A marca começou a ser desenhada em 2017, mas as primeiras peças só passaram a ser comercializadas com regularidade em 2019. “Minha ideia era trabalhar apenas com resíduos sólidos reciclados, mas tive muita dificuldade em encontrar fornecedores dispostos a vender seus materiais descartados, acredita? Alguns ficavam literalmente incomodados por ter alguém atrás do lixo deles. Até hoje, por exemplo, não consegui encontrar arquitetos ou marceneiros que me fornecessem descartes de fórmica! Não consigo entender.”

Atualmente Karla trabalha com acrílico reutilizado que obtém em uma empresa que faz placas de sinalização e com laminados descartados por uma oficina na periferia de Recife. Mas não são suficientes para sua produção, mesmo que pequena, e ela termina tendo de comprar novos. “Como me formei em Ciências Biológicas, sei bem o drama das estatísticas ecológicas, por isso sempre quis que minha produção fosse o menos poluente possível. Só que nunca consegui ser totalmente circular, isso é uma problemática até hoje.”

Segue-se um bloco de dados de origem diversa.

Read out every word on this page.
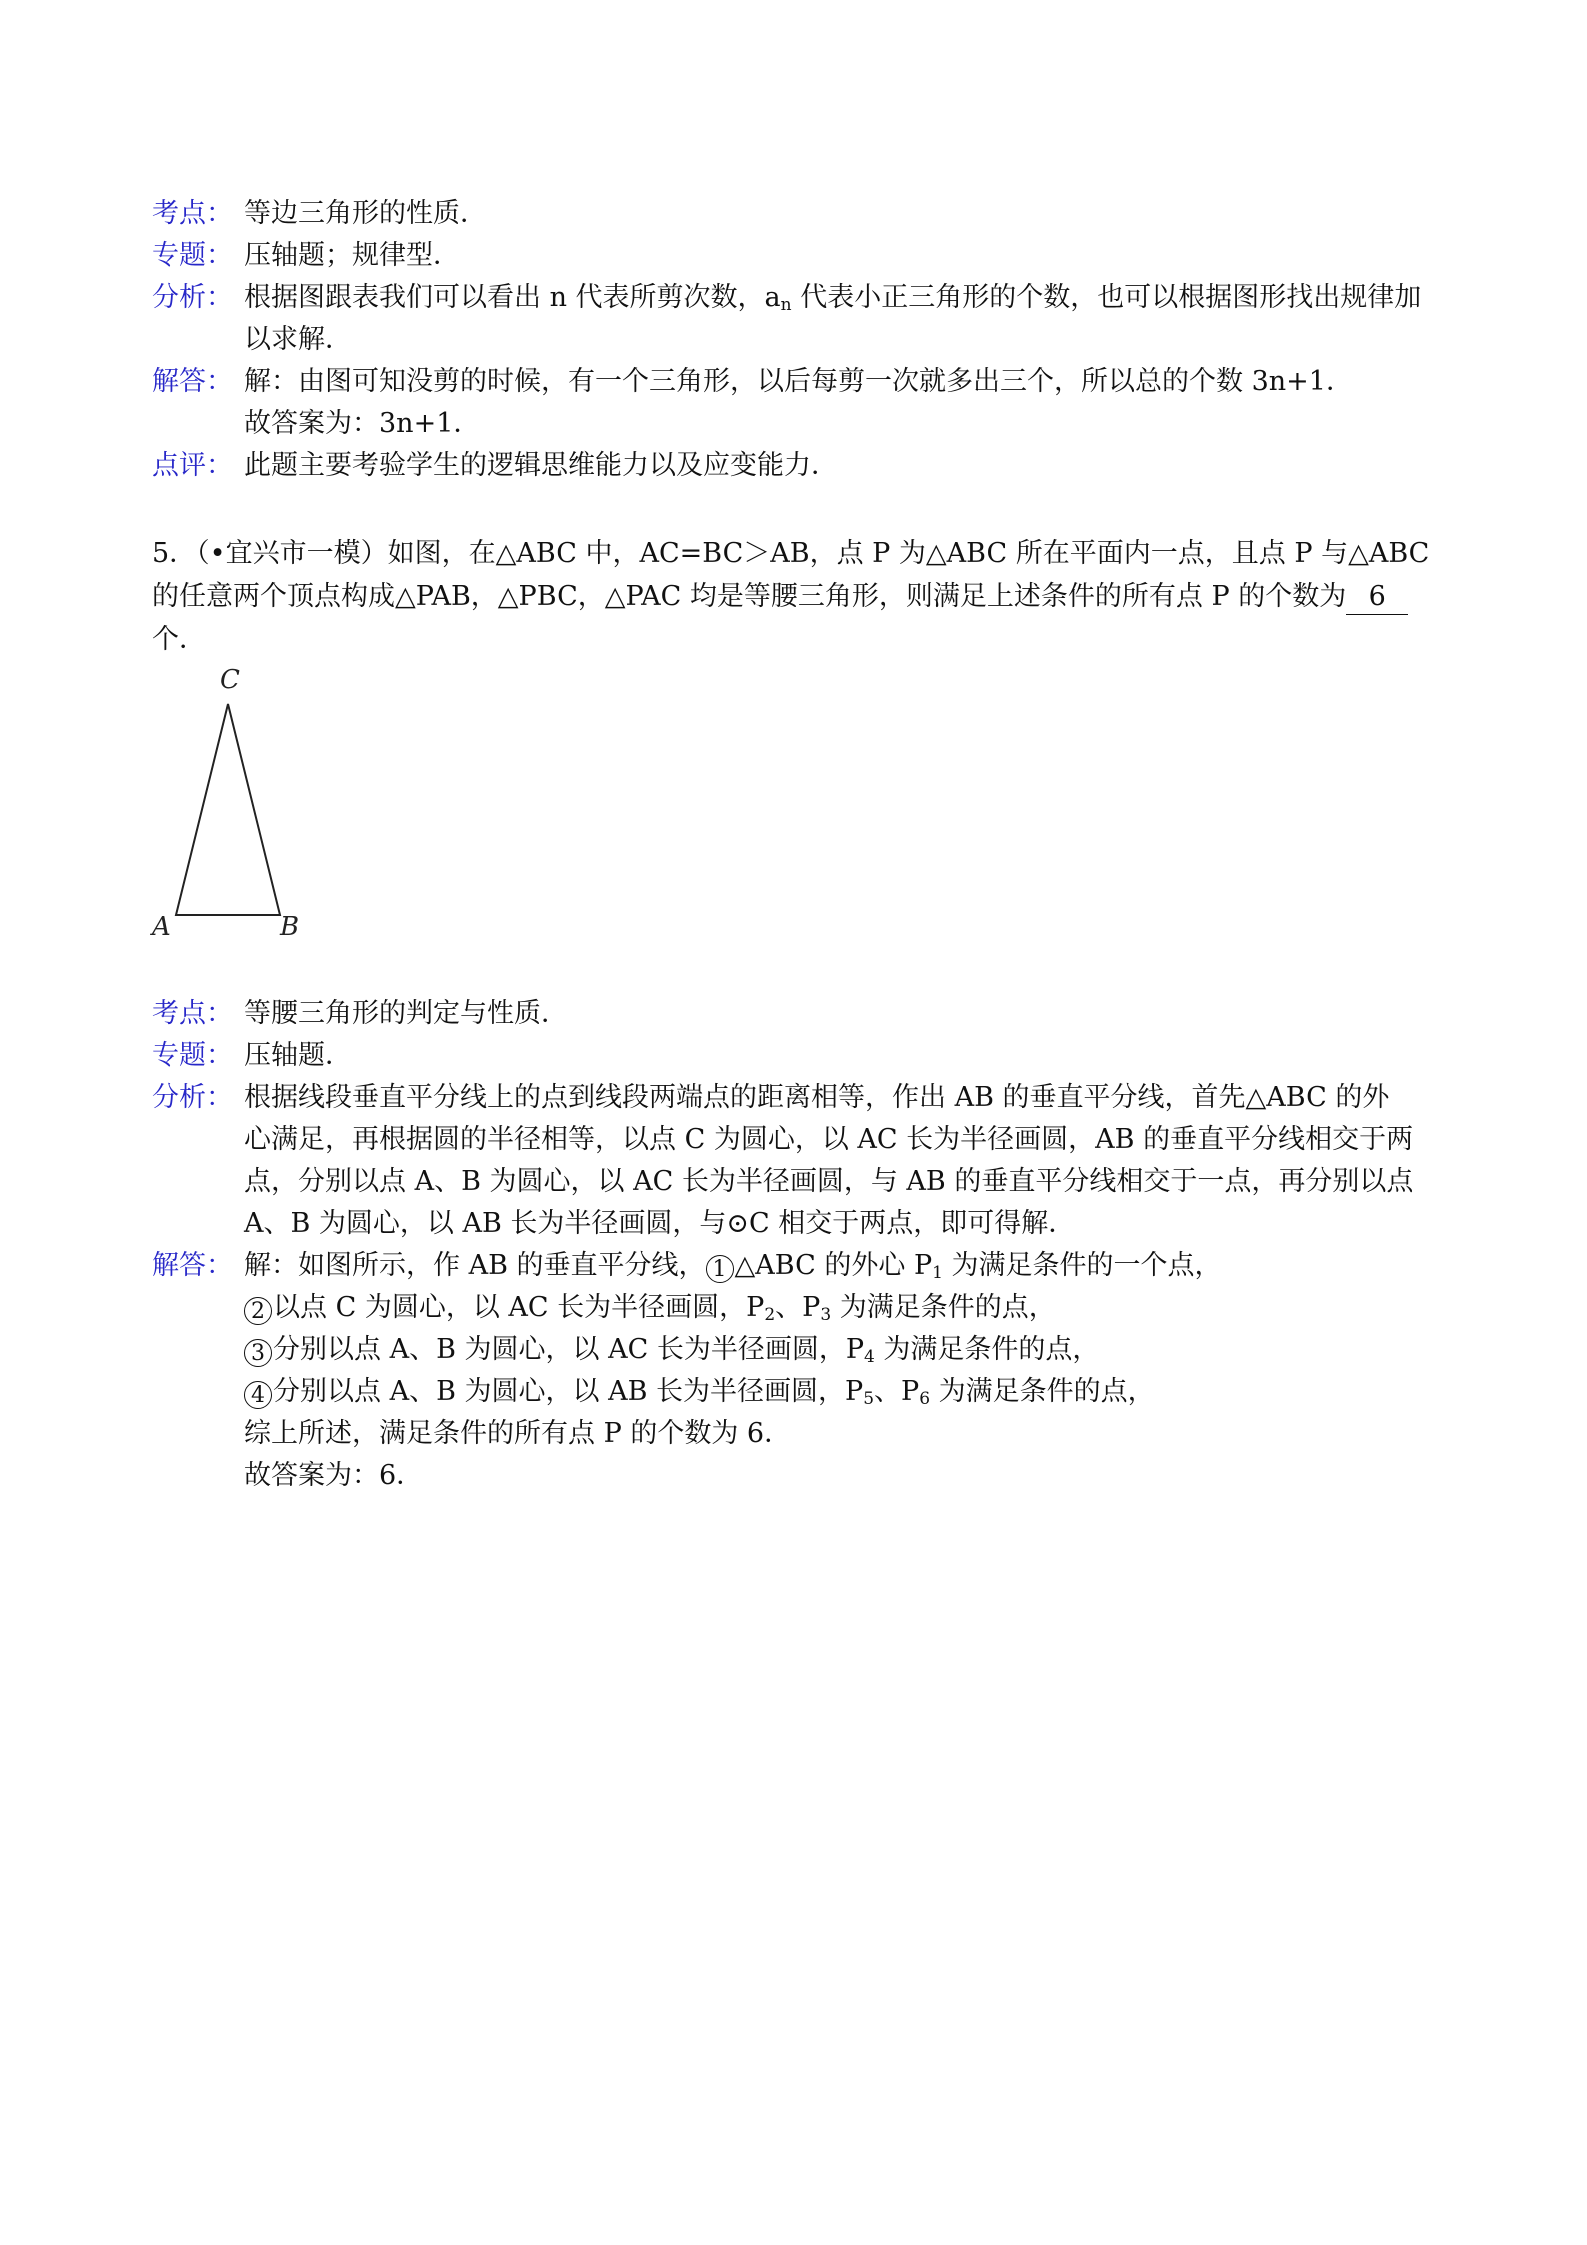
考点： 等边三角形的性质．
专题： 压轴题；规律型．
分析： 根据图跟表我们可以看出 n 代表所剪次数，$a_n$ 代表小正三角形的个数，也可以根据图形找出规律加
以求解．
解答： 解：由图可知没剪的时候，有一个三角形，以后每剪一次就多出三个，所以总的个数 3n+1．
故答案为：3n+1．
点评： 此题主要考验学生的逻辑思维能力以及应变能力．
5．（•宜兴市一模）如图，在△ABC 中，AC=BC＞AB，点 P 为△ABC 所在平面内一点，且点 P 与△ABC
的任意两个顶点构成△PAB，△PBC，△PAC 均是等腰三角形，则满足上述条件的所有点 P 的个数为 6
个．
C
A	B
考点： 等腰三角形的判定与性质．
专题： 压轴题．
分析： 根据线段垂直平分线上的点到线段两端点的距离相等，作出 AB 的垂直平分线，首先△ABC 的外
心满足，再根据圆的半径相等，以点 C 为圆心，以 AC 长为半径画圆，AB 的垂直平分线相交于两
点，分别以点 A、B 为圆心，以 AC 长为半径画圆，与 AB 的垂直平分线相交于一点，再分别以点
A、B 为圆心，以 AB 长为半径画圆，与⊙C 相交于两点，即可得解．
解答： 解：如图所示，作 AB 的垂直平分线， 1 △ABC 的外心 $P_1$ 为满足条件的一个点，
2 以点 C 为圆心，以 AC 长为半径画圆，$P_2$、$P_3$ 为满足条件的点，
3 分别以点 A、B 为圆心，以 AC 长为半径画圆，$P_4$ 为满足条件的点，
4 分别以点 A、B 为圆心，以 AB 长为半径画圆，$P_5$、$P_6$ 为满足条件的点，
综上所述，满足条件的所有点 P 的个数为 6．
故答案为：6．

Uma outra dificuldade enfrentada por Karla foi construir uma clientela que não consumisse acessórios apenas pela estética. “Meu processo criativo sempre traz uma provocação. Mais que criar acessórios autênticos, queria que minhas coleções também refletissem essas provocações.” Acontece que nem todas as clientes estavam interessadas em entender o processo de Karla. As reclamações sobre prazo de produção, por exemplo, a deixam frustrada. Mas como explicar para uma consumidora acostumada ao fast fashion o tempo necessário para uma peça feita à mão? “A coisa mais difícil é explicar por que não trabalho com pronta-entrega. Passei a usar o Instagram para mostrar as etapas e complexidades da produção e criei a hashtag #nãoésóumbrinco.” Deu certo!

Vencidos esses desafios, a Azulerde está hoje quase do jeito que Karla planejou, com três pilares fundamentais. “As peças que crio transitam no corpo como um acessório, mas fora dele são também objetos de arte.” O segundo pilar é garantir que a produção seja baseada na economia circular, o mais sustentável possível. O terceiro é fazer com que suas criações reflitam as inquietudes contemporâneas. “Para além de objetos de arte autênticos e vívidos, como uma artista preta eu também quero promover conhecimentos e reflexões sobre arte, moda, design, sustentabilidade. Quero que minha cliente saiba a importância daquilo que carrega consigo. Essa é a Azulerde para mim.”

As peças da Azulerde estão à venda na multimarcas Dona Santa, em Recife, e no www.azulerde.com.br.